Even progressive political activists just accept violence as an immutable component of human “nature.” The violence we commit on one another is assumed to be no different than our capacity to commit laughter. It’s just what humans do. Indeed, virtually every religion, ideology, political philosophy and legal code has at its core some version of violence management—as distinct from its elimination.

While most contemporary political thinkers and activists pay little attention to violence, neuroscientists are understanding more and more about how our brains operate and what can move us to violence—especially when we are not facing an imminent physical threat. Drug researchers have developed many drugs that reduce violent outbursts. There are military and police scientists and thinkers who work on the development of non-lethal weapons (a tiny minority compared to those who work on making weapons ever more lethal). Some academics and practitioners are working on original and creative non-violent approaches to resolving many kinds of human conflict.

However, the essence of violence, be it physical child abuse; spousal battering, war, gang conflict, or any of the myriad other forms of human-on-human physical attack, is rarely a part of our explicit political discourse (there is one significant exception: in warrior cultures such as the U.S. and Israel, candidates for political office are required to prove that they can and will “man-up;” that is, they must be demonstrably willing or even eager to inflict physical harm and pain on “enemies”).

So, does raising the possibility and desirability of incorporating violence reduction into our core political thinking mean that I personally want to go up against an unruly pit bull, polar bear or shark with my bare hands? No. Besides there are already proven non-lethal methods of dealing with animals.

Does violence reduction demand disarmament or the other way around? Yes, there is a valid democratic concept behind the Second Amendment. And, yes, people, not guns, kill people. But let’s be honest, if pervasive gun ownership is supposed to deter both crime and tyranny, why do we have more people locked up than any society in history? And why are people like Dick Cheney and the financial masters of the universe allowed to rob the public treasury with complete impunity? Can’t we get past the stale debates on this issue?

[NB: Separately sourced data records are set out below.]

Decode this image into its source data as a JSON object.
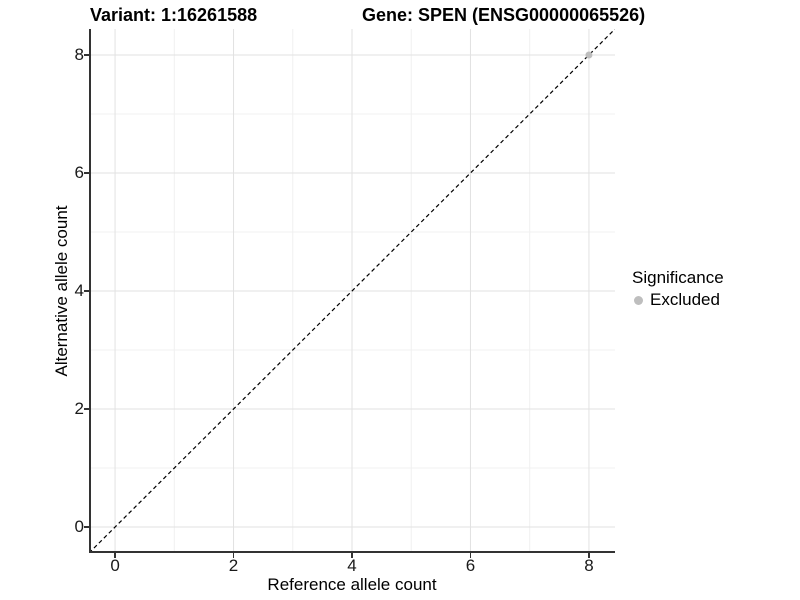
{
  "chart_data": {
    "type": "scatter",
    "titles": {
      "variant": "Variant: 1:16261588",
      "gene": "Gene: SPEN (ENSG00000065526)"
    },
    "xlabel": "Reference allele count",
    "ylabel": "Alternative allele count",
    "x_ticks": [
      0,
      2,
      4,
      6,
      8
    ],
    "y_ticks": [
      0,
      2,
      4,
      6,
      8
    ],
    "x_minor_ticks": [
      1,
      3,
      5,
      7
    ],
    "y_minor_ticks": [
      1,
      3,
      5,
      7
    ],
    "xlim": [
      -0.44,
      8.44
    ],
    "ylim": [
      -0.44,
      8.44
    ],
    "grid": true,
    "reference_line": {
      "type": "identity",
      "style": "dashed",
      "color": "#000000"
    },
    "series": [
      {
        "name": "Excluded",
        "color": "#BEBEBE",
        "points": [
          {
            "x": 8,
            "y": 8
          }
        ]
      }
    ],
    "legend": {
      "title": "Significance",
      "position": "right",
      "items": [
        {
          "label": "Excluded",
          "color": "#BEBEBE"
        }
      ]
    }
  },
  "colors": {
    "axis_line": "#333333",
    "tick_mark": "#333333",
    "major_grid": "#E2E2E2",
    "minor_grid": "#F0F0F0",
    "text": "#000000"
  }
}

Do I think aliens might attack us some day, so we would therefore abandon our capacity for violence at out peril? It’s a long shot, but maybe. So, let’s make sure we incorporate that possibility into our conversation.

But most importantly, let’s begin that conversation. Let’s put violence on our political agenda. Surely a better world is a more peaceful world. And believe it or not, recent news notwithstanding, violence is less common than it was a few hundred years ago. Progress is possible. In this time of searching for new paradigms, let us think and talk and act to make a new kind of pacifism.

Frank Joyce is a lifelong labor and political activist. He is writing a book on the big changes society faces, is Vice Chair of the Michigan Coalition for Human Rights and board president of The Working Group, sponsors of Not In Our Town, an organization that organizes communities to oppose hate crimes (www.niot.org).